In a quest to secure answers to the ever-bewildering and intriguingly vague mystery on the ‘Origination of the Solar System’- NASA launched its first-ever Space Probe ‘ Lucy’ to study Jupiter's Trojan asteroids.



NASA’s Lucy mission, the agency’s first to Jupiter’s Trojan asteroids, launched at 5:34 a.m. EDT Saturday on a United Launch Alliance (ULA) Atlas V rocket from Space Launch Complex 41 at Cape Canaveral Space Force Station in Florida.

‘Lucy’ will spend the next 12 years studying the asteroids near the planet Jupiter, making it the agency’s first single spacecraft mission in history to explore so many different asteroids. These asteroids are thought to have originated in the early days of the Solar System’s formation and are still made up of their original matter whereas the planets have continued to evolve over the years. Thus Lucy will investigate these “fossils” of planetary formation up close during its journey in the hope to uncover the hidden secrets behind our existence.

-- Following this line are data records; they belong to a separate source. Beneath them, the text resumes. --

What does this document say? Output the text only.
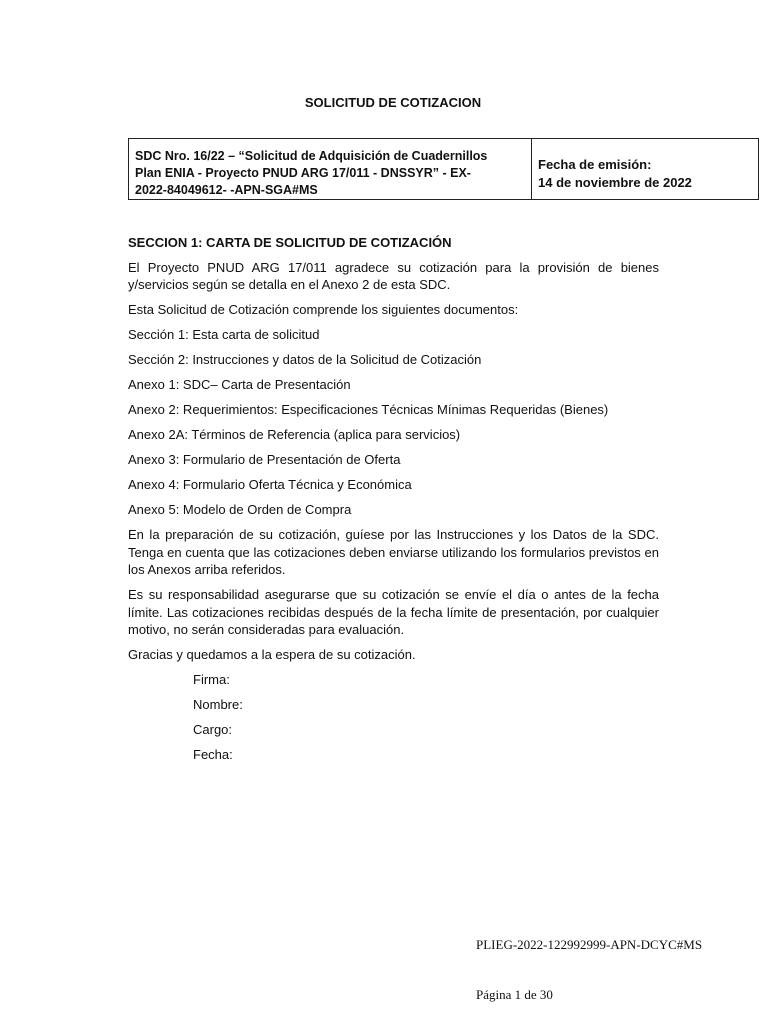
SOLICITUD DE COTIZACION
SDC Nro. 16/22 – “Solicitud de Adquisición de Cuadernillos
Plan ENIA - Proyecto PNUD ARG 17/011 - DNSSYR” - EX-
2022-84049612- -APN-SGA#MS
Fecha de emisión:
14 de noviembre de 2022
SECCION 1: CARTA DE SOLICITUD DE COTIZACIÓN
El Proyecto PNUD ARG 17/011 agradece su cotización para la provisión de bienes y/servicios según se detalla en el Anexo 2 de esta SDC.
Esta Solicitud de Cotización comprende los siguientes documentos:
Sección 1: Esta carta de solicitud
Sección 2: Instrucciones y datos de la Solicitud de Cotización
Anexo 1: SDC– Carta de Presentación
Anexo 2: Requerimientos: Especificaciones Técnicas Mínimas Requeridas (Bienes)
Anexo 2A: Términos de Referencia (aplica para servicios)
Anexo 3: Formulario de Presentación de Oferta
Anexo 4: Formulario Oferta Técnica y Económica
Anexo 5: Modelo de Orden de Compra
En la preparación de su cotización, guíese por las Instrucciones y los Datos de la SDC. Tenga en cuenta que las cotizaciones deben enviarse utilizando los formularios previstos en los Anexos arriba referidos.
Es su responsabilidad asegurarse que su cotización se envíe el día o antes de la fecha límite. Las cotizaciones recibidas después de la fecha límite de presentación, por cualquier motivo, no serán consideradas para evaluación.
Gracias y quedamos a la espera de su cotización.
Firma:
Nombre:
Cargo:
Fecha:
PLIEG-2022-122992999-APN-DCYC#MS
Página 1 de 30
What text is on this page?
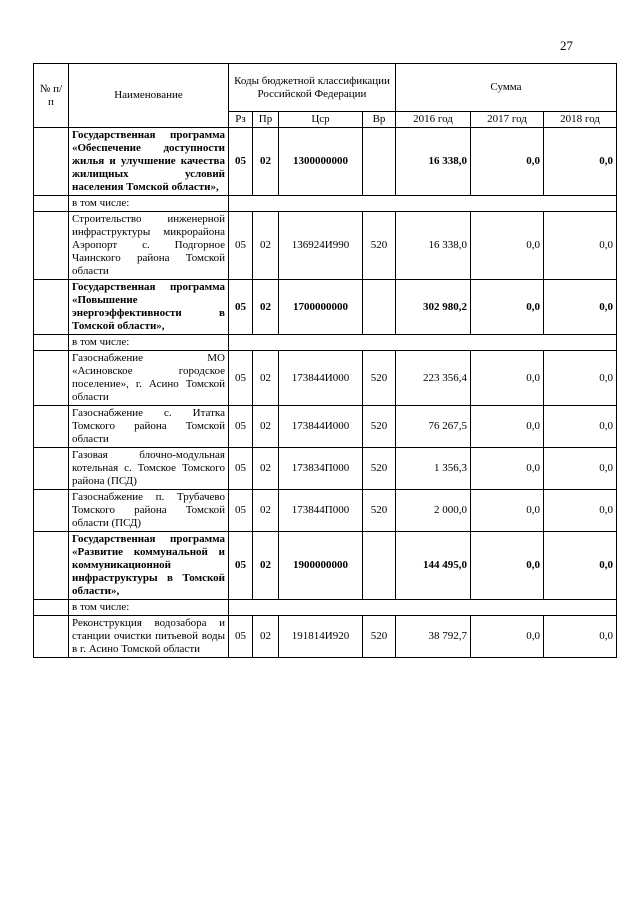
27
№ п/п	Наименование	Коды бюджетной классификации Российской Федерации				Сумма		
		Рз	Пр	Цср	Вр	2016 год	2017 год	2018 год
	Государственная программа «Обеспечение доступности жилья и улучшение качества жилищных условий населения Томской области»,	05	02	1300000000		16 338,0	0,0	0,0
	в том числе:							
	Строительство инженерной инфраструктуры микрорайона Аэропорт с. Подгорное Чаинского района Томской области	05	02	136924И990	520	16 338,0	0,0	0,0
	Государственная программа «Повышение энергоэффективности в Томской области»,	05	02	1700000000		302 980,2	0,0	0,0
	в том числе:							
	Газоснабжение МО «Асиновское городское поселение», г. Асино Томской области	05	02	173844И000	520	223 356,4	0,0	0,0
	Газоснабжение с. Итатка Томского района Томской области	05	02	173844И000	520	76 267,5	0,0	0,0
	Газовая блочно-модульная котельная с. Томское Томского района (ПСД)	05	02	173834П000	520	1 356,3	0,0	0,0
	Газоснабжение п. Трубачево Томского района Томской области (ПСД)	05	02	173844П000	520	2 000,0	0,0	0,0
	Государственная программа «Развитие коммунальной и коммуникационной инфраструктуры в Томской области»,	05	02	1900000000		144 495,0	0,0	0,0
	в том числе:							
	Реконструкция водозабора и станции очистки питьевой воды в г. Асино Томской области	05	02	191814И920	520	38 792,7	0,0	0,0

Believed to be rich in carbon compounds, the asteroids may even provide new insights into the origin of organic materials and life on Earth, NASA said.

“Lucy embodies NASA’s enduring quest to push out into the cosmos for the sake of exploration and science, to better understand the universe and our place within it,” said NASA Administrator Bill Nelson. “I can’t wait to see what mysteries the mission uncovers!”

About an hour after launch, Lucy separated from the second stage of the ULA Atlas V 401 rocket. It unfurled its massive solar arrays, each one with a diameter of more than seven meters. The enormous size of these panels gives Lucy the sufficient energy needed to penetrate deeper into our Solar System than any other previous space probe.


Lucy's first encounter will be in 2025 with the asteroid, Donaldjohanson, in the Main Belt, between Mars and Jupiter. The body is named for the discoverer of the Lucy fossil.

Between 2027 and 2033, it will encounter seven Trojan asteroids -- five in the swarm that leads to Jupiter, and two in the swarm that trails the gas giant.

To observe Seven asteroids, Lucy has been structured for some complex flight manoeuvres. Following a route that circles back to Earth three times for gravitational assists before launching itself deeper into space, it will be the first spacecraft ever to return to Earth's vicinity from the outer solar system, according to NASA.